Propping her infant on one hip, the volunteer shifts her weight a little and tells us that the children come at 7:30 a.m., and are served a small half cup of mini-meal (corn ground and cooked with a little sugar). The food is funded by a small amount of money that is donated by community members and a traditional leader is responsible to collect and store meal from the villagers – for the benefit of the children. The volunteer teacher herds them into a neat little map-like shape and they obediently sing one more song, oblivious to the burning heat of the day.

In the shade deemed by the position of the sun shadowing down on the concrete, we are asked to sit. There are twenty-two chiefs, assembled with their hands folded, quietly eyeing us as we sit, sill crisp from the air conditioned vehicle, on foldout chairs. The men are dignified and honorable, dressed in a mismatch of pareos, old shirts and navy trousers mended at the seams of the legs, and pinned together over the broken zippers that hold up the pants on the thin frames of their bodies. There are no overweight Malawians.
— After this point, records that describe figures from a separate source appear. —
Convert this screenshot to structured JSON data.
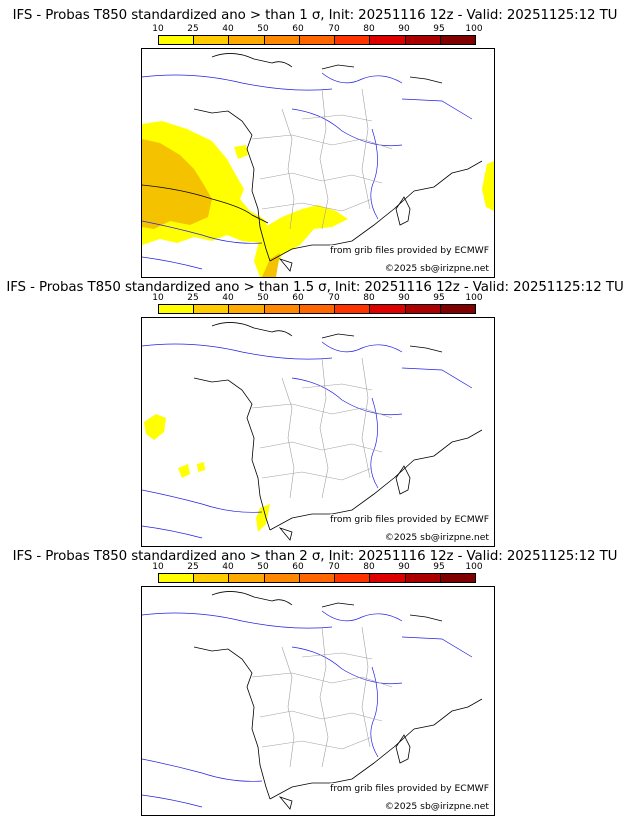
{
  "colorbar": {
    "ticks": [
      "10",
      "25",
      "40",
      "50",
      "60",
      "70",
      "80",
      "90",
      "95",
      "100"
    ],
    "colors": [
      "#ffff00",
      "#ffcc00",
      "#ffaa00",
      "#ff8800",
      "#ff6600",
      "#ff3300",
      "#dd0000",
      "#aa0000",
      "#800000"
    ]
  },
  "colors": {
    "low_prob_fill": "#ffff00",
    "mid_prob_fill": "#f5c200",
    "coastline": "#000000",
    "rivers": "#2323e6",
    "borders": "#a0a0a0"
  },
  "panels": [
    {
      "title": "IFS - Probas T850  standardized ano > than 1 σ, Init: 20251116 12z - Valid: 20251125:12 TU",
      "source": "from grib files provided by ECMWF",
      "copyright": "©2025 sb@irizpne.net"
    },
    {
      "title": "IFS - Probas T850  standardized ano > than 1.5 σ, Init: 20251116 12z - Valid: 20251125:12 TU",
      "source": "from grib files provided by ECMWF",
      "copyright": "©2025 sb@irizpne.net"
    },
    {
      "title": "IFS - Probas T850  standardized ano > than 2 σ, Init: 20251116 12z - Valid: 20251125:12 TU",
      "source": "from grib files provided by ECMWF",
      "copyright": "©2025 sb@irizpne.net"
    }
  ]
}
No one has a timetable for survival. Life is all walking and working and hoeing the soil and trudging buckets of water and heavy logs and sticks and wobbling bags filled with mystery, piled on a woman’s skull.
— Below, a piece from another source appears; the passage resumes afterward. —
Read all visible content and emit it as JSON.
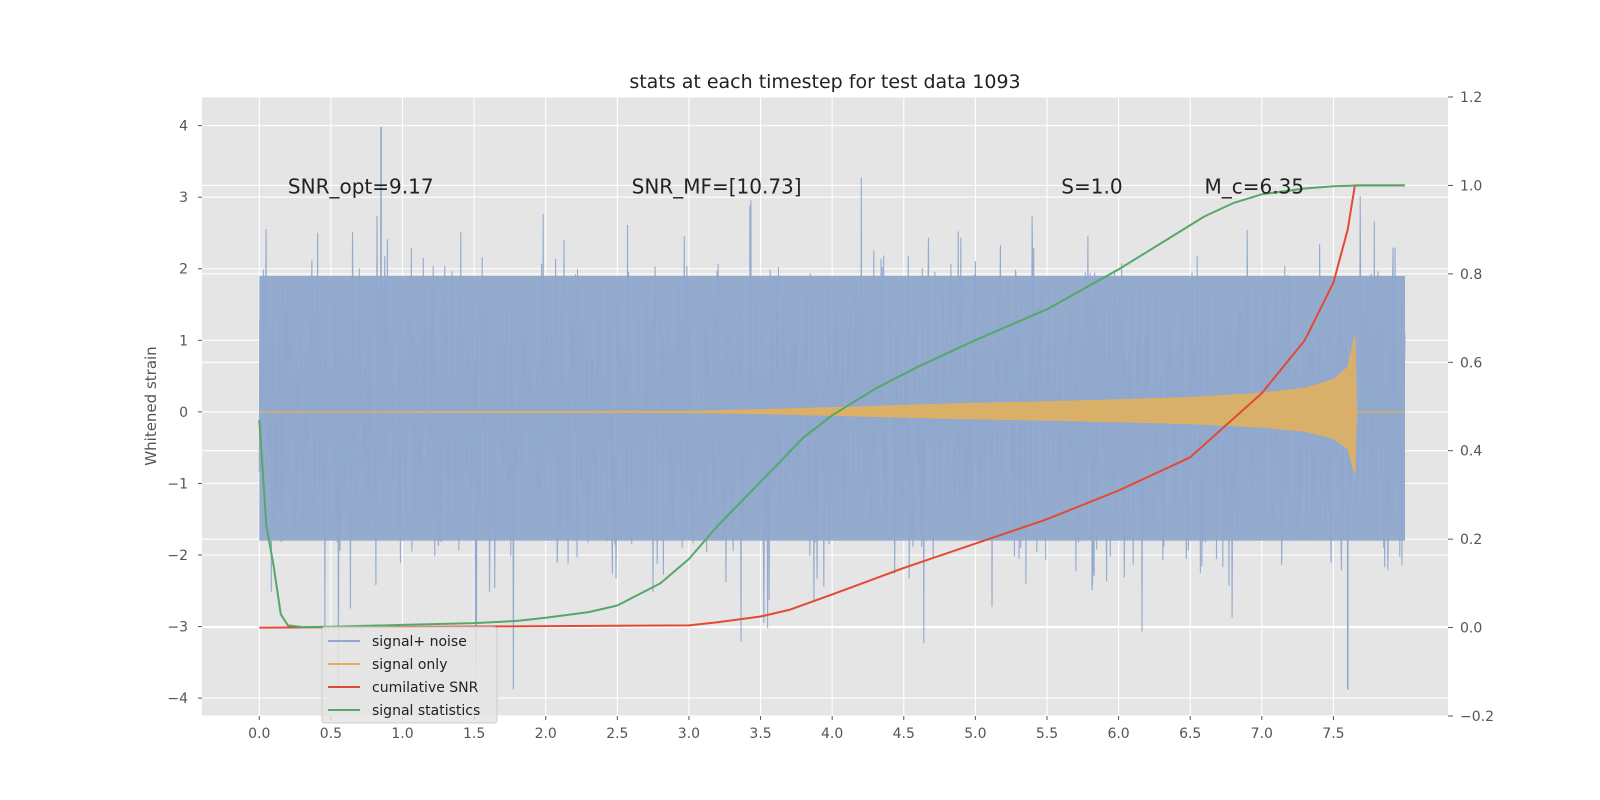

Now the children forget their shyness, and crowd around us likes little black shadows, curious about these two women from nowhere who are sitting patiently through the translations from the village headmen. For one luxurious moment, the drone reminds me of the talking chiefs of the much heavier, rounder Samoans, leading into praise and oratory. There is no such fashion to these speeches, beyond the polite welcome to these foreigners; the need is very simply and matter-of-factly expressed.

The rains were coming, they said. They only asked for two things:

Seed and fertilizer. The magic crops – maize, groundnuts, Soya beans.

“We, the people of Likuni, have formed, this CBO (Community-based organization), to help our villages together.”
The parents, another chief explains, “they cannot pay school fees, examination fees, charges for maintaining toilets. Many young girls are marrying because there is no other way to support them. The nearest clinic is eight kilometres away and without a car or an ambulance bicycle, a sick or bedridden person has to be carried to the hospital in Likuni.”

A giddy young boy who looks about seven years old with an eye disfigurement grabs his own chair and sits with us, interrupting the oratory. The chief smiled with patience and says, “This boy is mentally challenged orphan. His parents have both died and has no one. The chiefs are taking care of him, and he wanders from house to house. Everyone tries to feed and shelter this child, but it is hard when there is not enough.”

There was one more shy request of the chiefs: Could we donate an ambulance bicycle? (since the only method of transport was by carrying someone who was sick).

We began with the basics: an Ananda “hurry-up” grant for seed and fertilizer for twenty-two villages. The rains started a week after we left Africa.